THE SCARIEST PLACE ON EARTH

Eye to Eye with Hurricanes

by David E. Fisher

Pub Date: Aug. 1st, 1994
ISBN: 0-679-42775-9
Publisher: Random House

A terrific popular history of hurricanes by cosmochemist and novelist Fisher (Marine Geology and Geophysics/Univ. of Miami; The Wrong Man, 1993). Fisher's chatty digressions and personal recollections of Hurricane Andrew, which swept through south Florida in August 1992, lend the book an informality that makes the hard science breezily accessible. While Fisher may overstate the case by calling Andrew ``the greatest disaster ever to hit the United States,'' there's no denying the massive destruction left by the category 5 hurricane as it swept from Ft. Lauderdale to the Florida Keys on into Louisiana.

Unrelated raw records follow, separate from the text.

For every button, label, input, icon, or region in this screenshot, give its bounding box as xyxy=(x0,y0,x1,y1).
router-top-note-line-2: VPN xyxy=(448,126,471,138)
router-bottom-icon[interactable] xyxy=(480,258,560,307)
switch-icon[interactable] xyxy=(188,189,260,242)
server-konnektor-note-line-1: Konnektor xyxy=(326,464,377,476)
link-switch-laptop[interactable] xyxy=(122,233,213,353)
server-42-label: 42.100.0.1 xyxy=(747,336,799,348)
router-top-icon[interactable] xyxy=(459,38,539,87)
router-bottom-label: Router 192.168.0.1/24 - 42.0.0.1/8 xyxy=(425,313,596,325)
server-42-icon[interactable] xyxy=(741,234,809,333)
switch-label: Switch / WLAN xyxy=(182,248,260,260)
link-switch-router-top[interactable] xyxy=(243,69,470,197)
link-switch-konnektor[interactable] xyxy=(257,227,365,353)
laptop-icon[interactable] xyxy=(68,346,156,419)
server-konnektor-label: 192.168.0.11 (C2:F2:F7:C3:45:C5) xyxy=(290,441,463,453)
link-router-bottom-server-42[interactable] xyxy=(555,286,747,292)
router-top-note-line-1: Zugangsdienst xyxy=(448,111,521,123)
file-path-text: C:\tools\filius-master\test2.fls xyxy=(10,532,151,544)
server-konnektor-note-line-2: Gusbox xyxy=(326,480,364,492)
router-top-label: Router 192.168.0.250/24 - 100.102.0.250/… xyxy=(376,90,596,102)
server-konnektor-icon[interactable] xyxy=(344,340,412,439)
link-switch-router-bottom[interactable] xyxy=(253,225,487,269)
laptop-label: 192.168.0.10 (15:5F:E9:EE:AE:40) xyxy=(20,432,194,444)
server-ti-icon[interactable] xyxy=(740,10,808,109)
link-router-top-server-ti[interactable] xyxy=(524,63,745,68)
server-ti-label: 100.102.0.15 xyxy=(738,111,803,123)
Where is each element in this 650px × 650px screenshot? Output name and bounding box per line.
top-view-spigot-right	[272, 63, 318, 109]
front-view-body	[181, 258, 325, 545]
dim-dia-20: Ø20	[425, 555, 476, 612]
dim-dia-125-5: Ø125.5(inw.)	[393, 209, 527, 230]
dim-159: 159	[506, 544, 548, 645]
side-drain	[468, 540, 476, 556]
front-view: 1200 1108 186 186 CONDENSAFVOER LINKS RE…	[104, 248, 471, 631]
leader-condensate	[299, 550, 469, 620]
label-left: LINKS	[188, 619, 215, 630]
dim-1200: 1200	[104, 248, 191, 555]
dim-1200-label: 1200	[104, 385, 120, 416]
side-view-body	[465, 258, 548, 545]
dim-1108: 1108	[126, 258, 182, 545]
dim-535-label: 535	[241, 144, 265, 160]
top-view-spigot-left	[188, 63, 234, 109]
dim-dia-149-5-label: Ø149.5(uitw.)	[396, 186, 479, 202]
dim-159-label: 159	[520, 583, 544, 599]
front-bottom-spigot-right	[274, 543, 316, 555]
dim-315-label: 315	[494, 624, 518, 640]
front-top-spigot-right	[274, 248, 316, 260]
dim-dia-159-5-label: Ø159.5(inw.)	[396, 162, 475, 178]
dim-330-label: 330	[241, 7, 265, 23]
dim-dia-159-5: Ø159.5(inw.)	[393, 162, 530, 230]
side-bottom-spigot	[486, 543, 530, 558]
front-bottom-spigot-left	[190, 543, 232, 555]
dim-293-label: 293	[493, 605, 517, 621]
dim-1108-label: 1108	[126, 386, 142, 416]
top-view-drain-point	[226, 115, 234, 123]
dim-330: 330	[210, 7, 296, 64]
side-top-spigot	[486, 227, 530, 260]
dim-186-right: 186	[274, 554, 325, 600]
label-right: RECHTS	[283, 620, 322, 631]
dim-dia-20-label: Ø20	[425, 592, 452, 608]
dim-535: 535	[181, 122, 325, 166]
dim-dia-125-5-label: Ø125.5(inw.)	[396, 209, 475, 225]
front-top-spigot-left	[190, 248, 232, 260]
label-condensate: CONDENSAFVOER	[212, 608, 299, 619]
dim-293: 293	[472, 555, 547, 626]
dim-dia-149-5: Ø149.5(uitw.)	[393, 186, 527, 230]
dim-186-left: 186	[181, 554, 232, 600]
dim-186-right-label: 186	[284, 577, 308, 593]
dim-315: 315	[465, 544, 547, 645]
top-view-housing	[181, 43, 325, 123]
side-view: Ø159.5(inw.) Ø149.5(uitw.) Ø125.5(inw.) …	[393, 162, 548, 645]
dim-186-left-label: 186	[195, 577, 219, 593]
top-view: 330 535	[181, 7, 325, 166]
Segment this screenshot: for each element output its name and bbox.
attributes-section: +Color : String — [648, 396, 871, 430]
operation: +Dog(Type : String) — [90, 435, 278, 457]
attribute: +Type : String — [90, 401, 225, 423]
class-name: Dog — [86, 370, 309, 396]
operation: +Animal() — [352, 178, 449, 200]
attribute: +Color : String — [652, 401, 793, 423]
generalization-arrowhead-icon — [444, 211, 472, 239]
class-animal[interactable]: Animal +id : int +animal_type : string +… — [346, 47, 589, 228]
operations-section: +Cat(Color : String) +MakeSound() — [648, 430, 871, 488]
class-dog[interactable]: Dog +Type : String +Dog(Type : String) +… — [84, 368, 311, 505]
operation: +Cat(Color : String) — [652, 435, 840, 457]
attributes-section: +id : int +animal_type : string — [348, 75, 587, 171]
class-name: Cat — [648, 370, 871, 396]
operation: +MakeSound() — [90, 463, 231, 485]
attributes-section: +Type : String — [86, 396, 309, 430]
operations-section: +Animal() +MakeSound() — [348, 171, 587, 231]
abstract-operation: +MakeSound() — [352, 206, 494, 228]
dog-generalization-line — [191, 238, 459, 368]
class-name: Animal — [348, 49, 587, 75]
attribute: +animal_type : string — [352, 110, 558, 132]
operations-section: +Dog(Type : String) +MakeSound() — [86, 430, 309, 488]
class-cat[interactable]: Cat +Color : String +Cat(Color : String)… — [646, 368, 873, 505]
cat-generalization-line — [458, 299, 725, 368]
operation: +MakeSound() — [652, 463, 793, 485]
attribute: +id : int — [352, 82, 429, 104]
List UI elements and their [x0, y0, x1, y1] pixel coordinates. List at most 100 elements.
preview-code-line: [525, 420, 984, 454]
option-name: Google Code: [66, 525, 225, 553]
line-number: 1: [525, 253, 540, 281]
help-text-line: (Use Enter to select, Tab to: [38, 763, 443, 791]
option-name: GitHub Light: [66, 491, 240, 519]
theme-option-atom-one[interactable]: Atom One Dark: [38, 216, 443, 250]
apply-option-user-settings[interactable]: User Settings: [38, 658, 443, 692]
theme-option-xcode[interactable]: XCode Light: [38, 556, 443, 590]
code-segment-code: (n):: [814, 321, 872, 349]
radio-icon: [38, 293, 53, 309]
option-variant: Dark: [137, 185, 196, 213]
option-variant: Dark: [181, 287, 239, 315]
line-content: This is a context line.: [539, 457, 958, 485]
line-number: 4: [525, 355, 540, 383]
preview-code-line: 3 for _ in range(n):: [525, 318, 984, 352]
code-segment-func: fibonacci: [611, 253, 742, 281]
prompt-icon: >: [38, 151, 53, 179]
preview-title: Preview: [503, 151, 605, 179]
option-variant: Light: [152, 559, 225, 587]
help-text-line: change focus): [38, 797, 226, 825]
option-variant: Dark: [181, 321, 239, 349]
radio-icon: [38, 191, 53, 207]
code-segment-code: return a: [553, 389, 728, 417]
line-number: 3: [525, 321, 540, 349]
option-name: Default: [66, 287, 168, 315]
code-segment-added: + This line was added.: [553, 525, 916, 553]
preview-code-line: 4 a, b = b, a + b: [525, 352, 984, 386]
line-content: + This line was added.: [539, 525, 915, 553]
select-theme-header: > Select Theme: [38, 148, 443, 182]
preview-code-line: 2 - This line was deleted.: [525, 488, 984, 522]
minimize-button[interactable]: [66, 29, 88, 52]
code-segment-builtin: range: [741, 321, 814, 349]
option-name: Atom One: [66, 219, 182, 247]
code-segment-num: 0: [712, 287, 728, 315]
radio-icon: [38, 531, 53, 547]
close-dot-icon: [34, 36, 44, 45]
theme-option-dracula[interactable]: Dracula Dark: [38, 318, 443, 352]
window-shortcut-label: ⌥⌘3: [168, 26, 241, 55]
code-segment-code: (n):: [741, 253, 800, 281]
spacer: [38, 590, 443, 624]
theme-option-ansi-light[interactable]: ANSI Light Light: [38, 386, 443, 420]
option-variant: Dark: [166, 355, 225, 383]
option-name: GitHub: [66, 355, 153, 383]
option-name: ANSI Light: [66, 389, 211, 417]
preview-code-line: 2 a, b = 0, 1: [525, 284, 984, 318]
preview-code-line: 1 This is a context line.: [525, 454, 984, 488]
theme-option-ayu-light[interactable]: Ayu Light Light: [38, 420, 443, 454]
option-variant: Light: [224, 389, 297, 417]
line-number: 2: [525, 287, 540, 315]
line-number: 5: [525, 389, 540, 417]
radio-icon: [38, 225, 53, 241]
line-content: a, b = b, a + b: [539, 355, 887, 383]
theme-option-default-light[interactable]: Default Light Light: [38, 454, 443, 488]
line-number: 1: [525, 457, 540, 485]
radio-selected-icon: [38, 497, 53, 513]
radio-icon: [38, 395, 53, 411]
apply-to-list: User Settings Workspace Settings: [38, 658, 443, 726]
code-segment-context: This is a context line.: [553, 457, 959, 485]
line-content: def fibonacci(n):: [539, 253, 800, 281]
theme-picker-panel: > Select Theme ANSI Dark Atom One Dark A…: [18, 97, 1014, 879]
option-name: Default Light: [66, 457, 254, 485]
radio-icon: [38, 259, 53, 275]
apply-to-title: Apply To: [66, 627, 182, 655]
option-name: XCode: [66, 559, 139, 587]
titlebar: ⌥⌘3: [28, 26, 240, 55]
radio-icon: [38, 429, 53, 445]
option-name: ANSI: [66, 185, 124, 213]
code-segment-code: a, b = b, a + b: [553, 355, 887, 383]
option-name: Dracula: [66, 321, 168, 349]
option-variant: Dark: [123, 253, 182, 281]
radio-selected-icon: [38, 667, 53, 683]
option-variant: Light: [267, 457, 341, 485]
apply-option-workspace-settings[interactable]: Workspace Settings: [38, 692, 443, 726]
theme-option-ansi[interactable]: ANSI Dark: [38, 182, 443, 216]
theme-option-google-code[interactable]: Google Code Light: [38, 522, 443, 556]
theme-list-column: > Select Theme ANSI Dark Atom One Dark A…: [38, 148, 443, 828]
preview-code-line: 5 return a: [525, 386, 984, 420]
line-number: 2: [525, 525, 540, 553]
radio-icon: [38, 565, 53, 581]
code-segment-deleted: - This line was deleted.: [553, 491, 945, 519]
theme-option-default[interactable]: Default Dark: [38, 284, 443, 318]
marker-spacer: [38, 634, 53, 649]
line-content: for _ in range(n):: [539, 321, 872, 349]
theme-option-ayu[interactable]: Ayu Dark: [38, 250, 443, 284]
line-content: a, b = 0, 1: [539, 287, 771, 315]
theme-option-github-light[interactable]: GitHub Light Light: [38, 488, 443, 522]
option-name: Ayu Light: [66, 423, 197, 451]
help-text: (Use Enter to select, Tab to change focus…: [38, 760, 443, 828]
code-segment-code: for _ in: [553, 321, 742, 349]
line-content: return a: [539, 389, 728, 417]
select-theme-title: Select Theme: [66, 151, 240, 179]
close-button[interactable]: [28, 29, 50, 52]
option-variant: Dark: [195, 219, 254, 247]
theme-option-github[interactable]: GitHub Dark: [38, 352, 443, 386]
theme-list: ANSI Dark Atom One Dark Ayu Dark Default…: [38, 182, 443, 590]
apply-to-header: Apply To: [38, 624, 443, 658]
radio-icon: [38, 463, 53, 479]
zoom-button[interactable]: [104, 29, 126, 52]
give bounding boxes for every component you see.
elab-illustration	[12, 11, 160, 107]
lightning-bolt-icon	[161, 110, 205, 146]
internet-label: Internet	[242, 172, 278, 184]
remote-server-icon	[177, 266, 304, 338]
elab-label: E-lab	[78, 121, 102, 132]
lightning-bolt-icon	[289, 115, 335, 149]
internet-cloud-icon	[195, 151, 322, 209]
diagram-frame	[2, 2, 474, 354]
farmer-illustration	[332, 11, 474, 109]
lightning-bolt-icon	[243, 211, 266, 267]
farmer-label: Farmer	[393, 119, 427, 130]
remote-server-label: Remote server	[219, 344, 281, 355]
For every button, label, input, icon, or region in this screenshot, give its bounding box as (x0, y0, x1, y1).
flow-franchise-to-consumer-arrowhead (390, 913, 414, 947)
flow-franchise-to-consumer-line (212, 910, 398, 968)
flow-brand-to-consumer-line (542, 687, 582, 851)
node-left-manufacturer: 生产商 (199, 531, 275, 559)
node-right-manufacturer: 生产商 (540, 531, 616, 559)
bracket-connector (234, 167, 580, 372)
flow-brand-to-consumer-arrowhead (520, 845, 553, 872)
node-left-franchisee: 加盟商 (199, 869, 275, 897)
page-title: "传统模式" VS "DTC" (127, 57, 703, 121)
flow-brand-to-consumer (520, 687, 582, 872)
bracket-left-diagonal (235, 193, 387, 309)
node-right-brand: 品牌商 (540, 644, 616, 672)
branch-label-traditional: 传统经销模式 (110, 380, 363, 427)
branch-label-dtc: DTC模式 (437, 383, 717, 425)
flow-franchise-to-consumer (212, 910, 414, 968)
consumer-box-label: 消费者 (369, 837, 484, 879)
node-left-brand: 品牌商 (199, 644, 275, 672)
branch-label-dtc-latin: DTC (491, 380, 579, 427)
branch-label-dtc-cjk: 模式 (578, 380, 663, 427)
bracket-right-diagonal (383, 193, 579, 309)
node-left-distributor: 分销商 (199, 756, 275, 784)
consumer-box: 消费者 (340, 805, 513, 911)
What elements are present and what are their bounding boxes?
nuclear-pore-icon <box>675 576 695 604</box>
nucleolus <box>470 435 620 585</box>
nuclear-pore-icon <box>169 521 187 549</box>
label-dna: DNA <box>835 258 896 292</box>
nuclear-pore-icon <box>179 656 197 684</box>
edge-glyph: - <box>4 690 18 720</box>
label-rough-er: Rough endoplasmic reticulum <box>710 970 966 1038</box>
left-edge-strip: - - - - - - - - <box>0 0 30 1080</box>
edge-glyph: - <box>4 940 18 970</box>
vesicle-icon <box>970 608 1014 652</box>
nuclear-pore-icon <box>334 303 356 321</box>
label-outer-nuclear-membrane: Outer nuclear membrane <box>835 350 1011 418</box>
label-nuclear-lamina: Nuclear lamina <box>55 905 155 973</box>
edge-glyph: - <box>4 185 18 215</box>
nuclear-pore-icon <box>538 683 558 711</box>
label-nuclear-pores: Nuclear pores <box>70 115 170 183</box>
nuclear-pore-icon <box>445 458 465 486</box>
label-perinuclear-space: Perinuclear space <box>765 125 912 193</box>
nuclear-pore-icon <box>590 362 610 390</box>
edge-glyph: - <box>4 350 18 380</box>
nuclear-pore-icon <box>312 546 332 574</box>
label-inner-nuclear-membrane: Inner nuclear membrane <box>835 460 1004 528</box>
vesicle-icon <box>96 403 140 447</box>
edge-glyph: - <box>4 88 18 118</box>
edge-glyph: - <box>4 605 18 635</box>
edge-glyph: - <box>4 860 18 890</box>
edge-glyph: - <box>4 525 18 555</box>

An effective warning system, he notes, and scientific know-how in predicting Andrew's course saved countless lives. He recounts other more deadly hurricanes, such as the one that hit Galveston, Tex., in 1900 and killed 9,000. The Great Hurricane of 1780 tore through Barbados, St. Lucia, Puerto Rico, and Bermuda, killing as many as 19,000 people. More recent events recalled here include Adm. Bull Halsey's disastrous 1944 confrontation with a typhoon (as hurricanes are called in the Pacific) just east of the Philippines: Scientific data being what it then was, Halsey tried to outrun the storm and mistakenly turned right into it, losing 800 men, several destroyers, and 186 planes. Fisher's scientific explanations—e.g., why hurricanes turn counterclockwise; the molecular reaction of heat on air; the laws of angular momentum—are clear if not concise. Especially interesting is his history of the study of hurricanes, going back as far as the 13th century. Fisher profiles scientists, researchers, and others such as Col. Joseph P. Duckworth, who, in July 1943, was the first to fly an airplane into the eye of a hurricane. Zesty popular science, with a nice blend of historical lore and personal observation.